Peneliti Gugus Tugas Papua Universitas Gadjah Mada (UGM), Arie Ruhyanto, menyampaikan, dalam dua dekade terakhir, pemerintah memang gencar meningkatkan kesejahteraan masyarakat Papua. Pembangunan dilakukan guna mendorong pemerataan, terutama ekonomi dan investasi. Guna meningkatkan kesejahteraan itu pula, pemerintah bersama Dewan Perwakilan Rakyat memekarkan Papua dan Papua Barat dengan membentuk empat provinsi baru.
Meski begitu, konflik masih saja terjadi di beberapa daerah di Papua. ”Pada saat yang sama, kita juga terus menyaksikan konflik semakin meluas dan intensif. Kita prihatin banyak korban dari aparat keamanan dan masyarakat sipil yang terus berjatuhan,” kata Arie dalam Forum Kebijakan Strategis Papua (Papua Strategic Policy Forum) yang diadakan secara daring, Rabu (10/5/2023).
Selain Arie, diskusi bertajuk ”Refleksi 60 Tahun Integrasi Papua: Menemukan Jalan Damai dari Akar Rumput” itu menghadirkan empat pembicara lain. Mereka adalah Sekretaris Departemen Pelayanan Kasih dan Keadilan Sinode GKI di Tanah Papua Pendeta Leonora D Balubun, Ketua Kerukunan Keluarga Kawanua Papua Barat Daya Lexie Durimalang, Rektor Universitas Muhammadiyah Sorong Rustamadji, serta antropolog Laksmi Adriani.

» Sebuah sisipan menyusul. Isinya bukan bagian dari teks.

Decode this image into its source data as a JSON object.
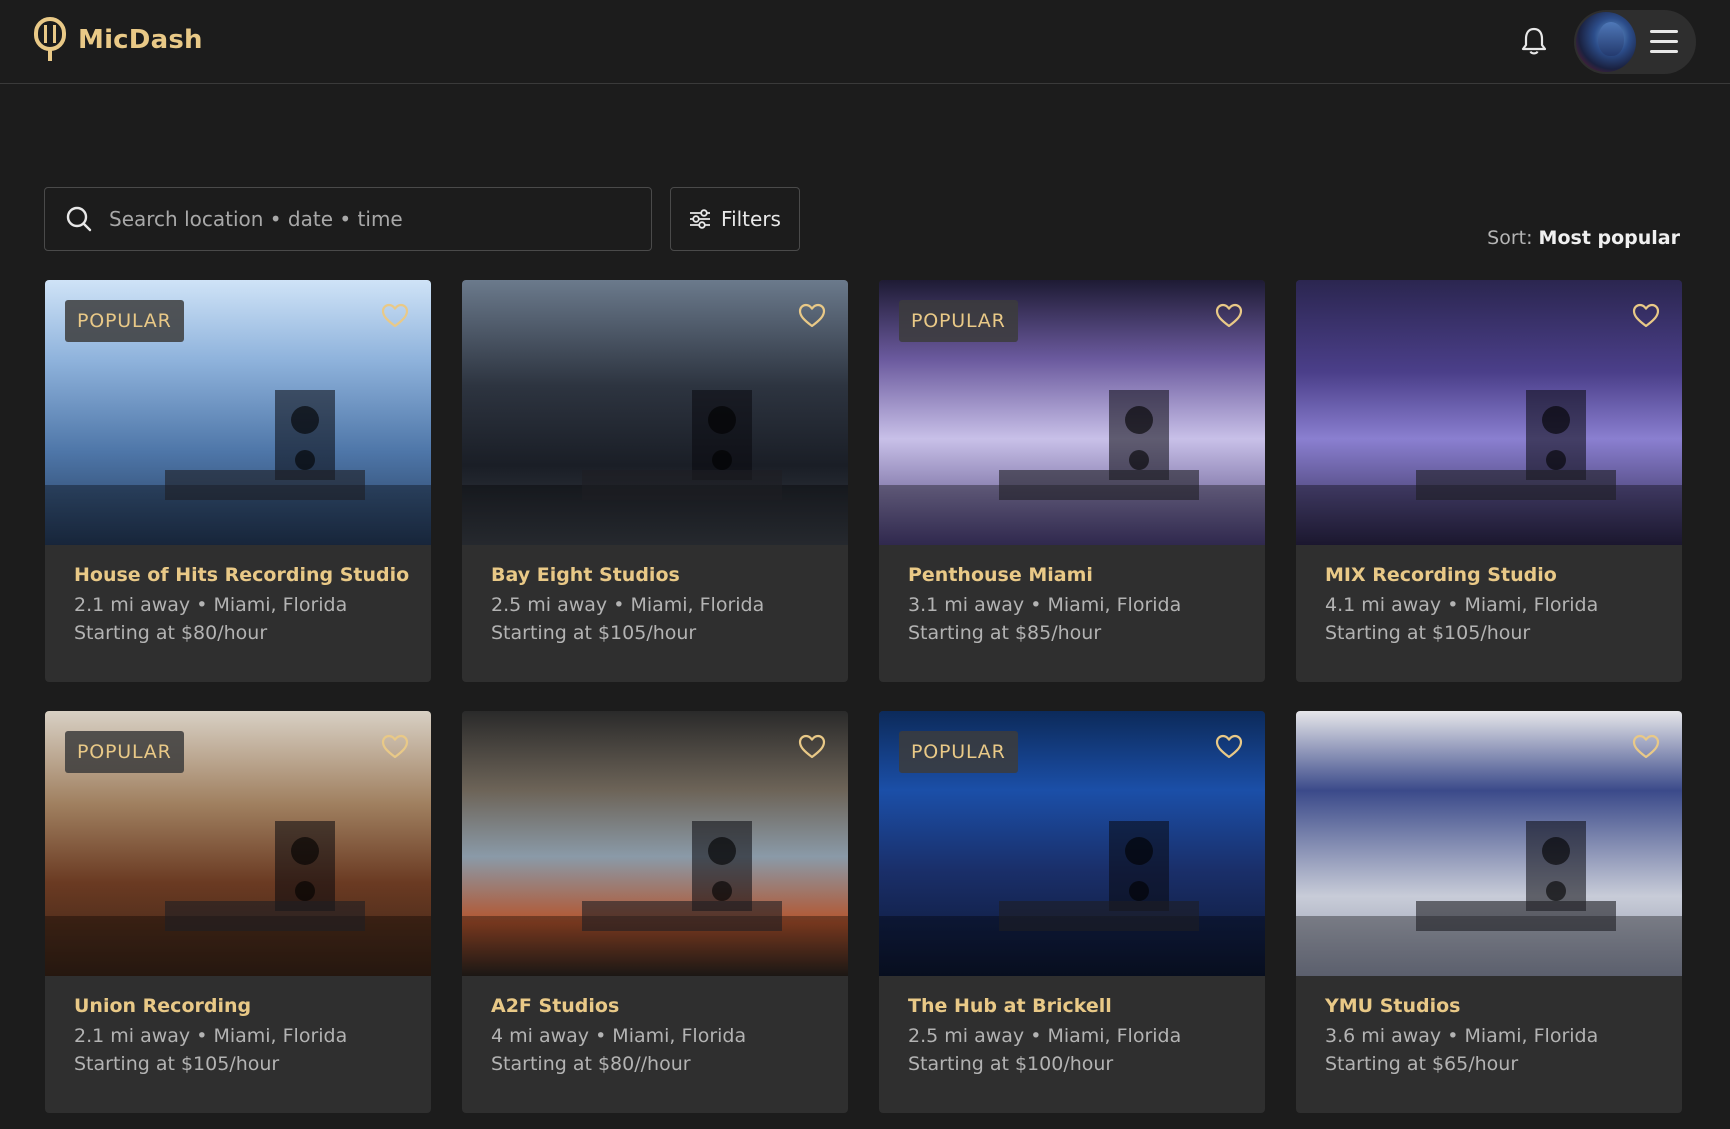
{
  "app": {
    "name": "MicDash"
  },
  "header": {
    "notifications_icon": "bell-icon",
    "menu_icon": "hamburger-icon"
  },
  "search": {
    "placeholder": "Search location • date • time",
    "filters_label": "Filters"
  },
  "sort": {
    "label": "Sort:",
    "value": "Most popular"
  },
  "studios": [
    {
      "name": "House of Hits Recording Studio",
      "distance": "2.1 mi away • Miami, Florida",
      "price": "Starting at $80/hour",
      "badge": "POPULAR"
    },
    {
      "name": "Bay Eight Studios",
      "distance": "2.5 mi away • Miami, Florida",
      "price": "Starting at $105/hour",
      "badge": ""
    },
    {
      "name": "Penthouse Miami",
      "distance": "3.1 mi away • Miami, Florida",
      "price": "Starting at $85/hour",
      "badge": "POPULAR"
    },
    {
      "name": "MIX Recording Studio",
      "distance": "4.1 mi away • Miami, Florida",
      "price": "Starting at $105/hour",
      "badge": ""
    },
    {
      "name": "Union Recording",
      "distance": "2.1 mi away • Miami, Florida",
      "price": "Starting at $105/hour",
      "badge": "POPULAR"
    },
    {
      "name": "A2F Studios",
      "distance": "4 mi away • Miami, Florida",
      "price": "Starting at $80//hour",
      "badge": ""
    },
    {
      "name": "The Hub at Brickell",
      "distance": "2.5 mi away • Miami, Florida",
      "price": "Starting at $100/hour",
      "badge": "POPULAR"
    },
    {
      "name": "YMU Studios",
      "distance": "3.6 mi away • Miami, Florida",
      "price": "Starting at $65/hour",
      "badge": ""
    }
  ],
  "colors": {
    "accent": "#e9c987",
    "background": "#1c1c1c",
    "card": "#2f2f2f"
  }
}
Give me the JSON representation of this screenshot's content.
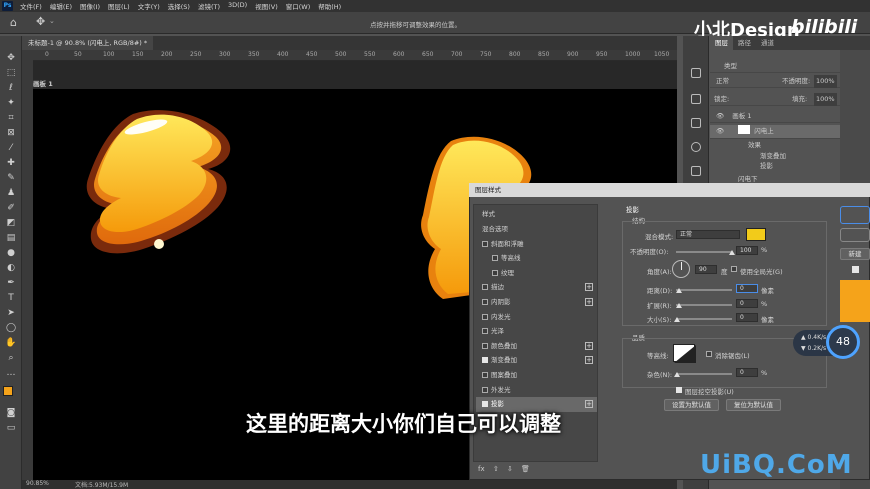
{
  "app": {
    "logo": "Ps",
    "menu": [
      "文件(F)",
      "编辑(E)",
      "图像(I)",
      "图层(L)",
      "文字(Y)",
      "选择(S)",
      "滤镜(T)",
      "3D(D)",
      "视图(V)",
      "窗口(W)",
      "帮助(H)"
    ],
    "option_hint": "点按并拖移可调整效果的位置。"
  },
  "brand": {
    "text": "小北Design",
    "logo_text": "bilibili"
  },
  "document": {
    "tab": "未标题-1 @ 90.8% (闪电上, RGB/8#) *",
    "ruler_ticks": [
      "0",
      "50",
      "100",
      "150",
      "200",
      "250",
      "300",
      "350",
      "400",
      "450",
      "500",
      "550",
      "600",
      "650",
      "700",
      "750",
      "800",
      "850",
      "900",
      "950",
      "1000",
      "1050"
    ],
    "artboard": "画板 1",
    "zoom": "90.85%",
    "docinfo": "文档:5.93M/15.9M"
  },
  "layers_panel": {
    "tabs": [
      "图层",
      "路径",
      "通道"
    ],
    "filter": "类型",
    "blend": "正常",
    "opacity_label": "不透明度:",
    "opacity": "100%",
    "lock_label": "锁定:",
    "fill_label": "填充:",
    "fill": "100%",
    "rows": [
      "画板 1",
      "闪电上",
      "效果",
      "渐变叠加",
      "投影",
      "闪电下"
    ],
    "fx": "fx"
  },
  "dialog": {
    "title": "图层样式",
    "left_header": "样式",
    "left_items": [
      {
        "label": "混合选项",
        "cb": null,
        "plus": false,
        "sel": false
      },
      {
        "label": "斜面和浮雕",
        "cb": false,
        "plus": false,
        "sel": false
      },
      {
        "label": "等高线",
        "cb": false,
        "plus": false,
        "sel": false,
        "indent": true
      },
      {
        "label": "纹理",
        "cb": false,
        "plus": false,
        "sel": false,
        "indent": true
      },
      {
        "label": "描边",
        "cb": false,
        "plus": true,
        "sel": false
      },
      {
        "label": "内阴影",
        "cb": false,
        "plus": true,
        "sel": false
      },
      {
        "label": "内发光",
        "cb": false,
        "plus": false,
        "sel": false
      },
      {
        "label": "光泽",
        "cb": false,
        "plus": false,
        "sel": false
      },
      {
        "label": "颜色叠加",
        "cb": false,
        "plus": true,
        "sel": false
      },
      {
        "label": "渐变叠加",
        "cb": true,
        "plus": true,
        "sel": false
      },
      {
        "label": "图案叠加",
        "cb": false,
        "plus": false,
        "sel": false
      },
      {
        "label": "外发光",
        "cb": false,
        "plus": false,
        "sel": false
      },
      {
        "label": "投影",
        "cb": true,
        "plus": true,
        "sel": true
      }
    ],
    "bottom_icons": "fx ⇧ ⇩ 🗑",
    "section": "投影",
    "structure": "结构",
    "blend_mode_label": "混合模式:",
    "blend_mode": "正常",
    "shadow_color": "#f2cb1a",
    "opacity_label": "不透明度(O):",
    "opacity": "100",
    "percent": "%",
    "angle_label": "角度(A):",
    "angle": "90",
    "degree": "度",
    "global_light": "使用全局光(G)",
    "distance_label": "距离(D):",
    "distance": "0",
    "size_unit": "像素",
    "spread_label": "扩展(R):",
    "spread": "0",
    "size_label": "大小(S):",
    "size": "0",
    "quality": "品质",
    "contour_label": "等高线:",
    "antialias": "消除锯齿(L)",
    "noise_label": "杂色(N):",
    "noise": "0",
    "knockout": "图层挖空投影(U)",
    "btn_default": "设置为默认值",
    "btn_reset": "复位为默认值",
    "right_btn": "新建"
  },
  "subtitle": "这里的距离大小你们自己可以调整",
  "watermark": "UiBQ.CoM",
  "perf": {
    "up": "0.4",
    "down": "0.2",
    "unit": "K/s",
    "cpu": "48"
  }
}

Arie mengungkapkan, tren konflik di Papua cenderung meningkat dari tahun ke tahun. Gugus Tugas Papua UGM mencatat, tren kekerasan di Papua cenderung meningkat pada 2010-2022. Puncaknya terjadi pada 2021 dengan 83 konflik, naik 28 persen dibanding tahun sebelumnya. Konflik yang terjadi tidak hanya vertikal, tetapi juga horizontal.

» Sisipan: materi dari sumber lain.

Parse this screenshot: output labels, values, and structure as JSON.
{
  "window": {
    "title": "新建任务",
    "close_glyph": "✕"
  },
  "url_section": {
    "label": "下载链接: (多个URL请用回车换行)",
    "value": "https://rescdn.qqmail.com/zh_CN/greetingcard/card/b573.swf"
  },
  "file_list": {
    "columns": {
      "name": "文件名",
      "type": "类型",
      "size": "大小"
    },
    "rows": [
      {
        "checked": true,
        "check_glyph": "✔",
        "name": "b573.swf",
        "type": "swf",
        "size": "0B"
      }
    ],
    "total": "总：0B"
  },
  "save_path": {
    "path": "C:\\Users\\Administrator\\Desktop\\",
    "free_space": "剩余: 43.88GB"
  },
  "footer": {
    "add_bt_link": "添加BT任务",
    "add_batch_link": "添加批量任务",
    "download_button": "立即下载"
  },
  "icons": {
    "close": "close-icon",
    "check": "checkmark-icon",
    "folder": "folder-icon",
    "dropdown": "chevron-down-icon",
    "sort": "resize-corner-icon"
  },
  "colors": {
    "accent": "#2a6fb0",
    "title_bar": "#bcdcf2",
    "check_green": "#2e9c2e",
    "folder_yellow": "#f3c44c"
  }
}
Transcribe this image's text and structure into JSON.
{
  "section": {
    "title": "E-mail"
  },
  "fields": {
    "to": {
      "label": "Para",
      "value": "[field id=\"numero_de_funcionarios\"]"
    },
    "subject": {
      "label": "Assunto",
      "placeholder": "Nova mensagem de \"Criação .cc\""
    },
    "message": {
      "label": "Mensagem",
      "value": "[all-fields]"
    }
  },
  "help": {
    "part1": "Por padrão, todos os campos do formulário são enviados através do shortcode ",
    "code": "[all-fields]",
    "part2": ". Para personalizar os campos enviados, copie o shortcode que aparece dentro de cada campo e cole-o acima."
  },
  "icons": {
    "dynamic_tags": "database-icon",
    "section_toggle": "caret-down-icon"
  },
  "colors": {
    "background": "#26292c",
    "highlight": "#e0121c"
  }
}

Leonora mengungkapkan, gereja turut berperan aktif menjadi jembatan antara masyarakat dan pemerintah. Peran sebagai jembatan itu diambil sebagai upaya merawat perdamaian di Papua.
”Tetapi, terkadang (pihak) gereja enggak dihargai pemerintah karena kebijakan ditentukan segala sesuatu dari Jakarta (dan) dari provinsi. (Mereka) tidak melibatkan tokoh-tokoh yang tinggal di tengah masyarakat. Biasanya kalau sudah jadi konflik di tengah, baru kemudian dianggap,” tuturnya.
Ia menyayangkan minimnya dialog antara gereja, pemerintah, dan masyarakat. Kondisi itulah yang ditengarai menjadi awal timbulnya permasalahan lain, seperti ekologi, pembangunan, dan wilayah.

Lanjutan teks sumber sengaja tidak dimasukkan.